Pay-for-performance is by no means a panacea. But it is important to make the point that such a system does, in fact, contribute to better performance. The goal is really not to have employees work harder, although there will be some of that. A well planned pay-for-performance policy should focus on desired results or on behaviors that contribute to results. Then, the policy encourages employees to "work smarter."

Ken Miller and I agree, I think, that most employees want to do a good job. They want to feel they are contributing to their employer's success, and they want to have their value recognized. They will readily accept feedback if it's constructive, ongoing and job-specific. They need the feedback to improve. That's performance management, and unfortunately too many managers and supervisors are not good in that role.

My usual recommendation is that pay-for-performance should be introduced first for managers, and one of the criteria that drives their salary increase is their mastery of the skills needed to manage employee performance.

Even with close attention to the theories and the proven practices, the transition to pay-for-performance is not going to be without problems. No organizational change ever is. But there is a reason why the practice is deeply entrenched in the private sector: It pays off in better results. There are many public jurisdictions where the practice was introduced some time ago and is now accepted in the same way it is in the private sector. Charlotte, North Carolina, has been recognized for years as a well managed city, and the pay-for-performance policy there dates back more than a decade.

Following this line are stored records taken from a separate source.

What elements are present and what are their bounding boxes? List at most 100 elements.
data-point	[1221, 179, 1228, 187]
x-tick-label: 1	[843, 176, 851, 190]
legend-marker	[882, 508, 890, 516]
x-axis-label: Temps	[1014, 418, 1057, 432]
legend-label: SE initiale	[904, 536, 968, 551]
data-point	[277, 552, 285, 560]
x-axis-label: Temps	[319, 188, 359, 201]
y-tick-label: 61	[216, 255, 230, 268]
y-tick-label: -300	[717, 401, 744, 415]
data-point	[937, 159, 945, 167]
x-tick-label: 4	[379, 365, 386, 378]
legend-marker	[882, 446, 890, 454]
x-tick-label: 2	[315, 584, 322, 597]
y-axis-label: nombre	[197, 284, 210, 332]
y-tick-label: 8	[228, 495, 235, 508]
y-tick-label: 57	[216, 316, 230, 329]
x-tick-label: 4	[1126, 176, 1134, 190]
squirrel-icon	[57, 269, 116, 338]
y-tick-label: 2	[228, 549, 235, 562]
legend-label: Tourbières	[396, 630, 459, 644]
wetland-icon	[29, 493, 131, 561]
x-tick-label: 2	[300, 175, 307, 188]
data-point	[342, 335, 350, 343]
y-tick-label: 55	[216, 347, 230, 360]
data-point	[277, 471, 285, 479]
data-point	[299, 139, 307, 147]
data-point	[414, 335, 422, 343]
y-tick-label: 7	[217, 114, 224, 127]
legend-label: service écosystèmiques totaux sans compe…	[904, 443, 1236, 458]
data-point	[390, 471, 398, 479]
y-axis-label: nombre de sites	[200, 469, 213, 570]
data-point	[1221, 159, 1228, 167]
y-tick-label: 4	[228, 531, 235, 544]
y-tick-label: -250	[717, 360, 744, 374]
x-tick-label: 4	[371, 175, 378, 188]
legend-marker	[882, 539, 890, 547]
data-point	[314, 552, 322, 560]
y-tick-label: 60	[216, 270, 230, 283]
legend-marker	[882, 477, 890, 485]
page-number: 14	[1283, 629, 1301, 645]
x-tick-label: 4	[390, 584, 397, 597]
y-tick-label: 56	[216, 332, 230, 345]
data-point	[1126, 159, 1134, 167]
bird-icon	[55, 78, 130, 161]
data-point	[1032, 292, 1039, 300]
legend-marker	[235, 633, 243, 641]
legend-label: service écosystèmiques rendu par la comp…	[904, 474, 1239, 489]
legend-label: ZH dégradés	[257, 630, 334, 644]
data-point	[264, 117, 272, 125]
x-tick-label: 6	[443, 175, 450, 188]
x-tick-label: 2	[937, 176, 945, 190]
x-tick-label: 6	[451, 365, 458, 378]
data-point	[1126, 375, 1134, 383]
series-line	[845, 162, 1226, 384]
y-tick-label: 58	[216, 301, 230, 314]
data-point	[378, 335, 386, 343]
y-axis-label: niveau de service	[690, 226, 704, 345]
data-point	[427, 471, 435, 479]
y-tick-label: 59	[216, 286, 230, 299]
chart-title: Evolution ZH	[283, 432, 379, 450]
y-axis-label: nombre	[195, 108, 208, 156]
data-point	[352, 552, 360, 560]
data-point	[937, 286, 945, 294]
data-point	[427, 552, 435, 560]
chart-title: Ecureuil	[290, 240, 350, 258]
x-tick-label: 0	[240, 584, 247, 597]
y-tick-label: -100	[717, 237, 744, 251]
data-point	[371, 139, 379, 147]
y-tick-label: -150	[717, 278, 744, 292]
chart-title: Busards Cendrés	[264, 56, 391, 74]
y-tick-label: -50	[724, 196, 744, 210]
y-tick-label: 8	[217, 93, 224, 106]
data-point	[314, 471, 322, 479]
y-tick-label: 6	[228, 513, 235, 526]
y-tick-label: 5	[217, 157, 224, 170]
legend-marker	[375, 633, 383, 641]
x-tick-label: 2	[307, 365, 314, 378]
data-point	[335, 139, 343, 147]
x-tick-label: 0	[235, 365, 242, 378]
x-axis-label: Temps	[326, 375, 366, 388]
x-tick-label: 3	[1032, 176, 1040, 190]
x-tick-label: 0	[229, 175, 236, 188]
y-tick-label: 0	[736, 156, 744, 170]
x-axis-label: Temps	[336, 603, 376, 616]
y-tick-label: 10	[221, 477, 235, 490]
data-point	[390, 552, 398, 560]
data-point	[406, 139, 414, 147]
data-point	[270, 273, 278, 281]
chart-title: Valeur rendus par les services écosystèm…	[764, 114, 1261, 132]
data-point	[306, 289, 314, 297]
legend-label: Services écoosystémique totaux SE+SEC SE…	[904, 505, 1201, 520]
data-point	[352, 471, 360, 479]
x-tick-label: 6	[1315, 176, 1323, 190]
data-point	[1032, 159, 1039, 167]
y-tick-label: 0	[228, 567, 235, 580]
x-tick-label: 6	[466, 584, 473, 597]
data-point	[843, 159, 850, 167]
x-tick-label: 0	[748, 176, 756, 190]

Generally, Ken Miller and I are on the same page. But not on this issue.

Howard Risher is a consultant, author and speaker on salary management and performance management, with a focus on nonprofits, higher education, health care, and government. He is the author of the International City/County Management Association report Pay for Performance: The Road to Success, as well as a report published by the IBM Center for the Business of Government, Pay for Performance: A Guide for Federal Managers.


A Reply from Ken Miller

I greatly appreciate Howard's response and his body of work on compensation in government. My column last month on "profit sharing in government" was not intended to disregard compensation as important. As a father of two kids, one with a Hannah Montana obsession, I am well aware that money can matter. The focus of my column was that money is not enough — that routinely, when you ask people what really fires them up about coming to work, it comes to down to a common factor: feeling like they make a difference. For so many of us, that is why we work in government. And for so many of us, we need to spend more time feeling the difference we are making — sharing in the profit.